Prime Minister David Cameron's backbenchers have put him on a collision course with Brussels over the next EU budget. The MPs want a "real-term reduction" in EU spending, not the inflation-adjusted freeze proposed.
The British parliament on Wednesday supported a motion calling on Prime Minister David Cameron to demand a reduced EU budget at an upcoming summit in Brussels.
The amendment passed by 307 votes to 294, with early breakdowns suggesting that about 50 members of Cameron's Conservatives supported a non-binding proposal initially put forward by the euro-skeptic arm of the party.
The parliamentary bill supports a "real-term reduction" in the 2014-2020 EU budget.
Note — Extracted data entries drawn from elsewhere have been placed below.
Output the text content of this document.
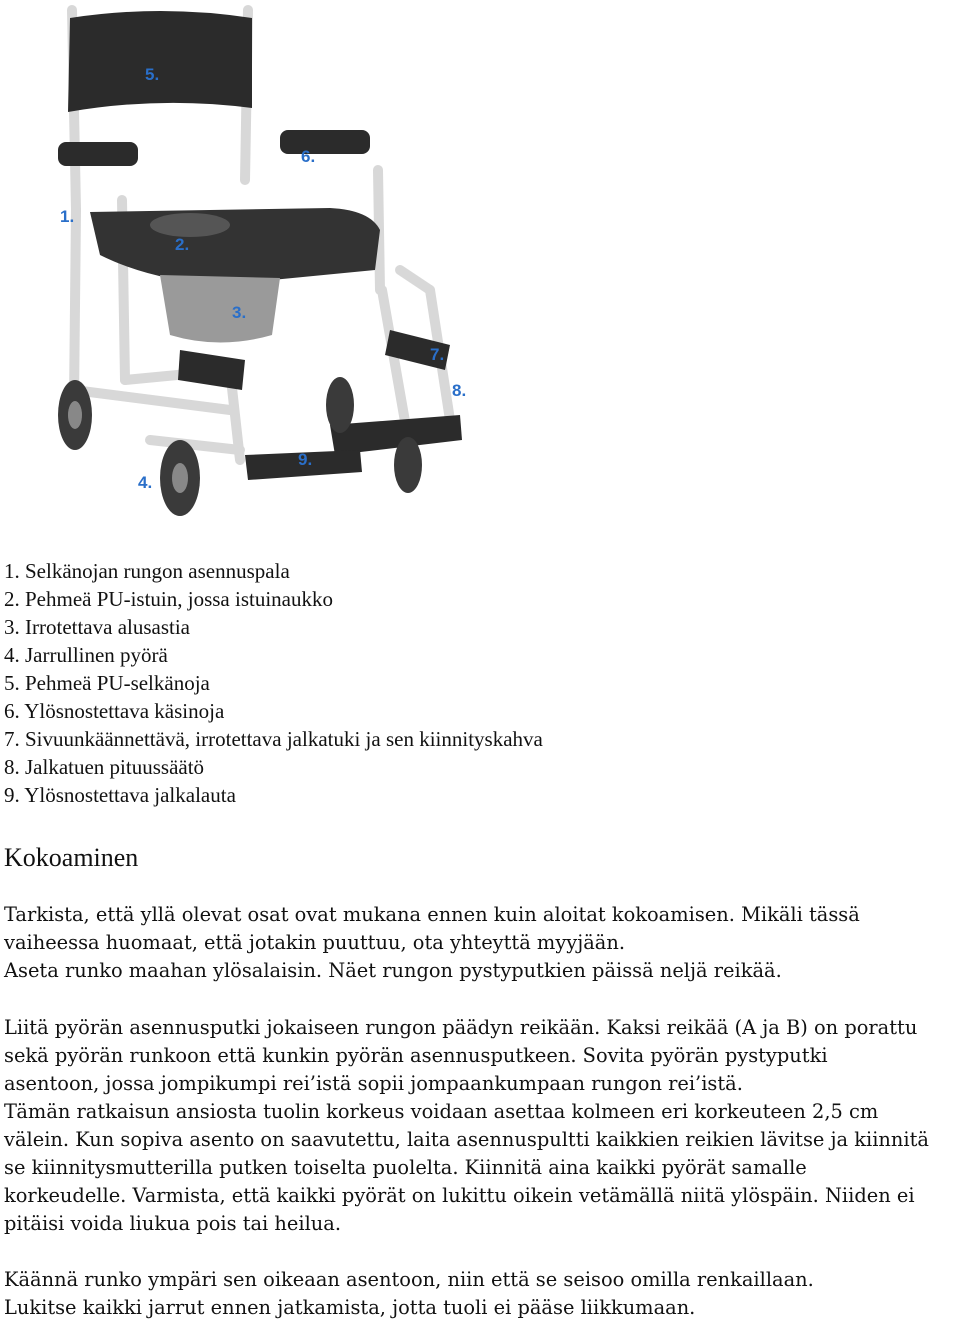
1.
2.
3.
4.
5.
6.
7.
8.
9.
1. Selkänojan rungon asennuspala
2. Pehmeä PU-istuin, jossa istuinaukko
3. Irrotettava alusastia
4. Jarrullinen pyörä
5. Pehmeä PU-selkänoja
6. Ylösnostettava käsinoja
7. Sivuunkäännettävä, irrotettava jalkatuki ja sen kiinnityskahva
8. Jalkatuen pituussäätö
9. Ylösnostettava jalkalauta
Kokoaminen

Tarkista, että yllä olevat osat ovat mukana ennen kuin aloitat kokoamisen. Mikäli tässä
vaiheessa huomaat, että jotakin puuttuu, ota yhteyttä myyjään.
Aseta runko maahan ylösalaisin. Näet rungon pystyputkien päissä neljä reikää.

Liitä pyörän asennusputki jokaiseen rungon päädyn reikään. Kaksi reikää (A ja B) on porattu
sekä pyörän runkoon että kunkin pyörän asennusputkeen. Sovita pyörän pystyputki
asentoon, jossa jompikumpi rei’istä sopii jompaankumpaan rungon rei’istä.
Tämän ratkaisun ansiosta tuolin korkeus voidaan asettaa kolmeen eri korkeuteen 2,5 cm
välein. Kun sopiva asento on saavutettu, laita asennuspultti kaikkien reikien lävitse ja kiinnitä
se kiinnitysmutterilla putken toiselta puolelta. Kiinnitä aina kaikki pyörät samalle
korkeudelle. Varmista, että kaikki pyörät on lukittu oikein vetämällä niitä ylöspäin. Niiden ei
pitäisi voida liukua pois tai heilua.

Käännä runko ympäri sen oikeaan asentoon, niin että se seisoo omilla renkaillaan.
Lukitse kaikki jarrut ennen jatkamista, jotta tuoli ei pääse liikkumaan.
In an apparent bid to placate the back benches, Cameron said prior to the vote that he would have used his veto on any budget that was "not in the interest" of Britain.
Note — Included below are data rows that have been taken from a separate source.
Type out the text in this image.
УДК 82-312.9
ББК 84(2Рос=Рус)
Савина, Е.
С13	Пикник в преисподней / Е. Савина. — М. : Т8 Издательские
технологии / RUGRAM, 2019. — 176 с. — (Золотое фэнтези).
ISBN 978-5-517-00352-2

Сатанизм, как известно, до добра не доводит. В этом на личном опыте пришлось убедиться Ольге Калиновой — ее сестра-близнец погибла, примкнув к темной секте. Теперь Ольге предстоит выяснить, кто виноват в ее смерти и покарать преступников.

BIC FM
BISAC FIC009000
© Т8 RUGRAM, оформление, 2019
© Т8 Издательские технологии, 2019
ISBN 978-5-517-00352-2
"At best we would like a cut, at worst a freeze," Cameron said in parliament. "I am quite prepared to use the veto if we do not get a deal that is good for Britain." He urged his own party members to support negotiations on a long-term deal, saying that setting spending year-by-year in the absence of an agreement would be more costly.
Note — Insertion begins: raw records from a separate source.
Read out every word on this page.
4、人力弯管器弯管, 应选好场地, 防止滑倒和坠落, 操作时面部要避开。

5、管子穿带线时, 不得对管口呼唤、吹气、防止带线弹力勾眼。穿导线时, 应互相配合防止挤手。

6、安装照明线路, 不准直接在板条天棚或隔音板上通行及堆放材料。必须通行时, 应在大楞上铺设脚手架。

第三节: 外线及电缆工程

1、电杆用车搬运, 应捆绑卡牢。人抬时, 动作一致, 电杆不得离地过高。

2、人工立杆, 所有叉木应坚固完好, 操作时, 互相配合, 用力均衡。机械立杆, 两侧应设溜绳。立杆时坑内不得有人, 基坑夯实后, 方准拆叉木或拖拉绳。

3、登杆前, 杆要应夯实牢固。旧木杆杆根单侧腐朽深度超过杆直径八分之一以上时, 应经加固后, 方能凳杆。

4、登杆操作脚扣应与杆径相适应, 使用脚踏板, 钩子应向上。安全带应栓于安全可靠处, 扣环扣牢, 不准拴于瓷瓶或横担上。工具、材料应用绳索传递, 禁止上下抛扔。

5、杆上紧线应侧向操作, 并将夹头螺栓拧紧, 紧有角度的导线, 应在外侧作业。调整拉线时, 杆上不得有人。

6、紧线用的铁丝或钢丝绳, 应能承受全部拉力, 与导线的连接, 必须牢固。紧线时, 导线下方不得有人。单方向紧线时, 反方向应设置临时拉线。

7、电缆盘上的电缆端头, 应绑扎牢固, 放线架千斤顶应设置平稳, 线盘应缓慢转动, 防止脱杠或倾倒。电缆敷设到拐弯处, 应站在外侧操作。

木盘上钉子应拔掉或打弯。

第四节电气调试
The Conservative rebels, with Mark Reckless among their leaders, said they hoped Cameron would act on the non-binding motion if it passed. They argue that the domestic austerity measures implemented should be coupled with cutbacks at the EU level.
"Then David Cameron can go to Brussels as [former Conservative prime minister] Margaret Thatcher went before him, as head of a united parliament to represent our interests in Brussels and to say when we are seeing such cuts at home, there should be at least some reduction in the EU," Reckless told parliament before the vote.
The leader of the opposition Labour party, Ed Miliband, said Wednesday's vote showed that Cameron was "weak abroad and weak at home." Labour, not usually counted among Britain's euro-skeptics, overwhelmingly supported the motion demanding a smaller EU budget - a move Cameron labeled "rank opportunism."
Cameron has already departed from European policy once since taking office, dramatically deciding last December not to enter into the EU's "fiscal compact," a plan to implement greater fiscal coordination and reduced domestic budget deficits across the bloc.
European leaders will convene in Brussels on November 22 and 23 for a special summit to discuss the EU's 2014-2020 budget. The European Commission is seeking a seven-year budget with an upper limit of 1,033 billion euros ($1,339 billion). This represents a 5-percent rise on 2007-2013 spending, but Brussels says it is a slight reduction when adjusted for inflation and economic growth in the bloc.
Britain is not the only country to have called on the EU to reduce spending amid domestic austerity measures in several member states. German and French officials have said the bloc should make do with less, though they are set to disagree on where to cut. Agriculture spending, the largest single chunk of EU expenditure each year, is liable to bear the brunt of any cuts - a move, however, that may not be popular with France.
Three quarters of the current EU budget is spent either on agricultural subsidies or regional development aid.